Avandia safety scare costs GSK $200m

pharmafile | July 26, 2007 | News story | Sales and Marketing GSK 

GlaxoSmithKline saw its performance in the second quarter of this year badly affected by a 22% slump in sales of its leading diabetes drug Avandia

Many US doctors have stopped prescribing the drug, particularly for new patients, after an independent study published in May concluded that the drug raised the risk of heart attacks in patients.

Investors had been prepared for the bad news, with most of the decline in sales occurring in the US market, where revenue dropped $200 million compared to the same period last year.

Prescribers outside the US have not responded as rapidly to the news, with sales in Europe managing a small increase, but the long-term future of the drug is likely to be decided shortly.

An FDA committee is due to meet on 30 July to decide whether or not Avandia should remain on the market, be withdrawn, or remain but with further restrictions on prescribing imposed.

A withdrawal seems unlikely at this stage, but it seems GSK won't be able to count on Avandia to go on delivering the strong growth it has over recent years.

Chief executive Jean-Pierre Garnier said he was confident that data analysis from 400,000 patients recently submitted by GSK to the regulator would support the drug's continued use in the US.

Europe's medicines regulator, the EMEA, has already passed judgement on Avandia's safety, and is unlikely to consider its withdrawal.
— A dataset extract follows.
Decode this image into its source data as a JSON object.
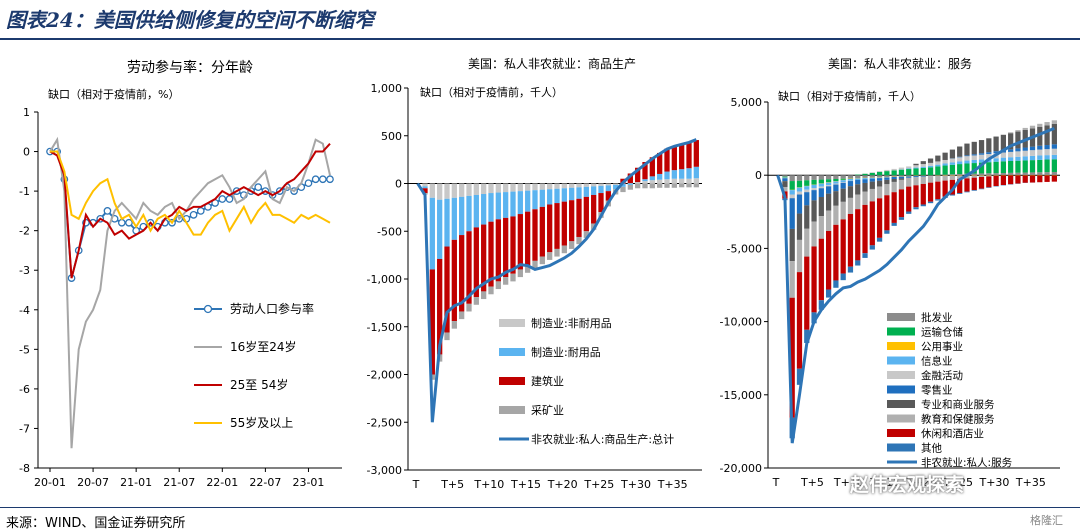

Avandia has been contraindicated for use in people with heart failure since its launch in Europe in 2000, and the agency has continued to update its labeling.

Garnier was keen to stress that Avandia represents only around 10% of GSKs total revenues, which were supported by solid growth in other products.

The company's biggest selling product, respiratory blockbuster Seretide/Advair, continued its strong growth up 12% to £871 million. US sales grew 11% to £467 million, with continued expansion into the COPD market helping to maintain expansion, with Europe achieving 8% growth.

Despite these encouraging figures, overall growth was only 3%, and GSK will be looking to a clutch of new launches (including new breast cancer drug Tykerb in the US) to help maintain growth over the medium term.

In an effort to please investors, the company announced a doubling of the money spent on share buy-backs.  The company now plans to buy back shares worth £12 billion over the next two years in order to increase returns for shareholders.